I received a dozen e-mail this morning regarding Kurt Vonnegut’s death and today it is all my friends-list is writing about. Thank you. I found out last night, almost as the last conscious in-put I managed. Dark, brilliant, cherished, he died last night in his home in Manhattan at age 84. He had fallen several weeks ago and received brain injuries. I hope it was as peaceful can be.

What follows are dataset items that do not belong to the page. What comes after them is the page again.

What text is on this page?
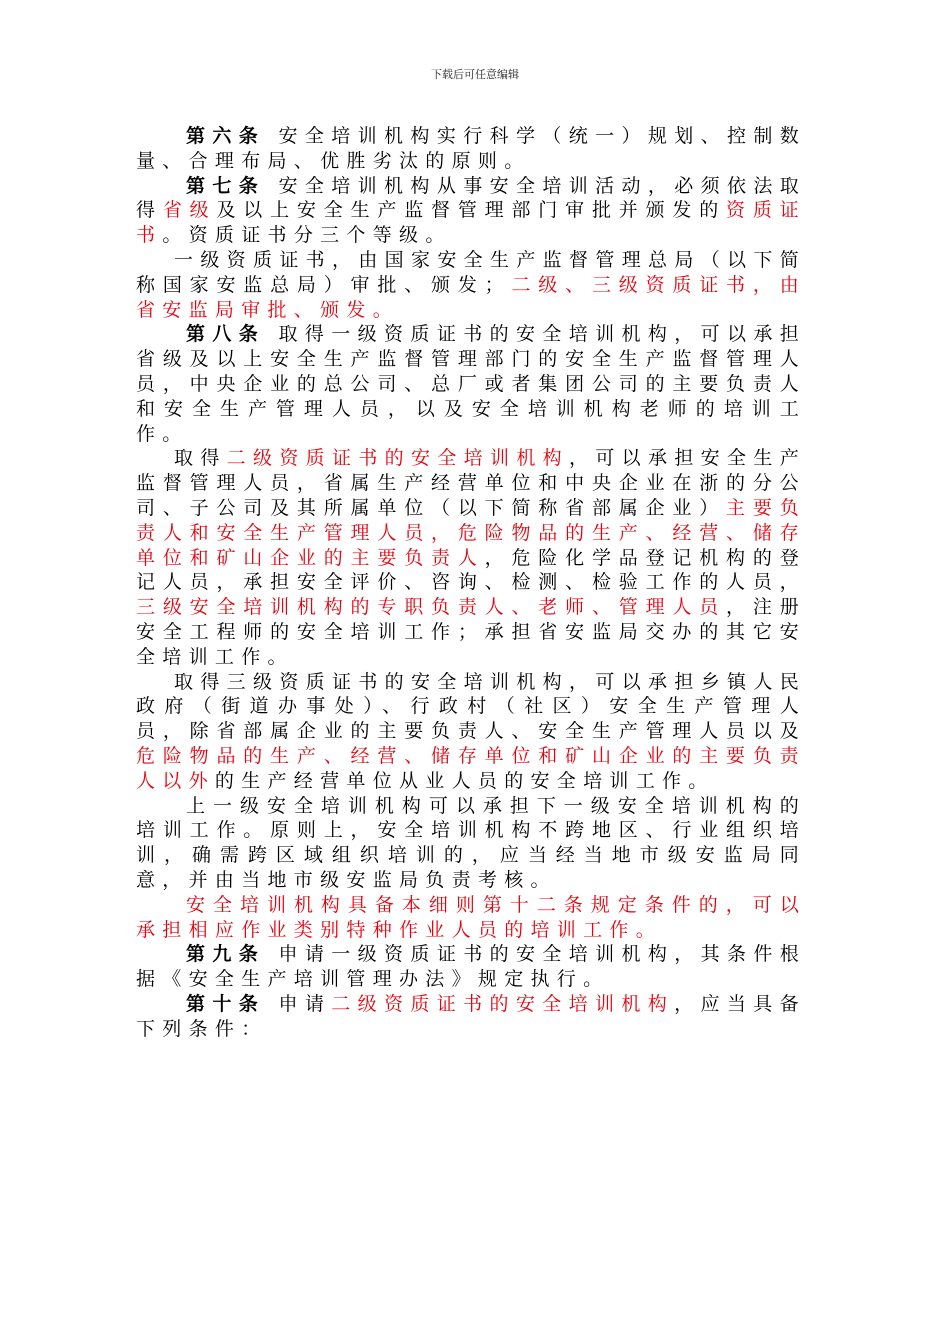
下载后可任意编辑

第六条 安全培训机构实行科学（统一）规划、控制数量、合理布局、优胜劣汰的原则。

第七条 安全培训机构从事安全培训活动，必须依法取得省级及以上安全生产监督管理部门审批并颁发的资质证书。资质证书分三个等级。

一级资质证书，由国家安全生产监督管理总局（以下简称国家安监总局）审批、颁发；二级、三级资质证书，由省安监局审批、颁发。

第八条 取得一级资质证书的安全培训机构，可以承担省级及以上安全生产监督管理部门的安全生产监督管理人员，中央企业的总公司、总厂或者集团公司的主要负责人和安全生产管理人员，以及安全培训机构老师的培训工作。

取得二级资质证书的安全培训机构，可以承担安全生产监督管理人员，省属生产经营单位和中央企业在浙的分公司、子公司及其所属单位（以下简称省部属企业）主要负责人和安全生产管理人员，危险物品的生产、经营、储存单位和矿山企业的主要负责人，危险化学品登记机构的登记人员，承担安全评价、咨询、检测、检验工作的人员，三级安全培训机构的专职负责人、老师、管理人员，注册安全工程师的安全培训工作；承担省安监局交办的其它安全培训工作。

取得三级资质证书的安全培训机构，可以承担乡镇人民政府（街道办事处）、行政村（社区）安全生产管理人员，除省部属企业的主要负责人、安全生产管理人员以及危险物品的生产、经营、储存单位和矿山企业的主要负责人以外的生产经营单位从业人员的安全培训工作。

上一级安全培训机构可以承担下一级安全培训机构的培训工作。原则上，安全培训机构不跨地区、行业组织培训，确需跨区域组织培训的，应当经当地市级安监局同意，并由当地市级安监局负责考核。

安全培训机构具备本细则第十二条规定条件的，可以承担相应作业类别特种作业人员的培训工作。

第九条 申请一级资质证书的安全培训机构，其条件根据《安全生产培训管理办法》规定执行。

第十条 申请二级资质证书的安全培训机构，应当具备下列条件：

I thought, as I slipped into sleep, that I wanted to hold him close a moment, and then I was gone. Waking, he was my first muzzy thought. I do not feel bereft, as thousands are today, but I do feel unsettled, as if something essential has gone missing. His easy, beautiful writing was unique, (a good trick if you can manage it), and everywhere today are stories about how his books changed lives for the better. 14 astonishing novels in 84 years. One of which, the semiautobiographical Slaughterhouse Five, (he was one of just seven American prisoners of war to survive the Dresden Fire Bombing, an act he later described as “a work of art.”), is considered one of the best American novels of the 20th century, appearing on the 100 best lists of Time magazine and the Modern Library. Go, read them all, for they are all gifts to the world. There was never an artist quite like him, his lyricism should never be neglected. It is with regret that I say I have not given away his books enough.
“I am, incidentally, Honorary President of the American Humanist Association, having succeeded the late, great science fiction writer Isaac Asimov in that totally functionless capacity. We had a memorial service for Isaac a few years back, and I spoke and said at one point, ‘Isaac is up in heaven now.’ It was the funniest thing I could have said to an audience of humanists. I rolled them in the aisles. It was several minutes before order could be restored. And if I should ever die, God forbid, I hope you will say, ‘Kurt is up in heaven now.’ That’s my favorite joke.”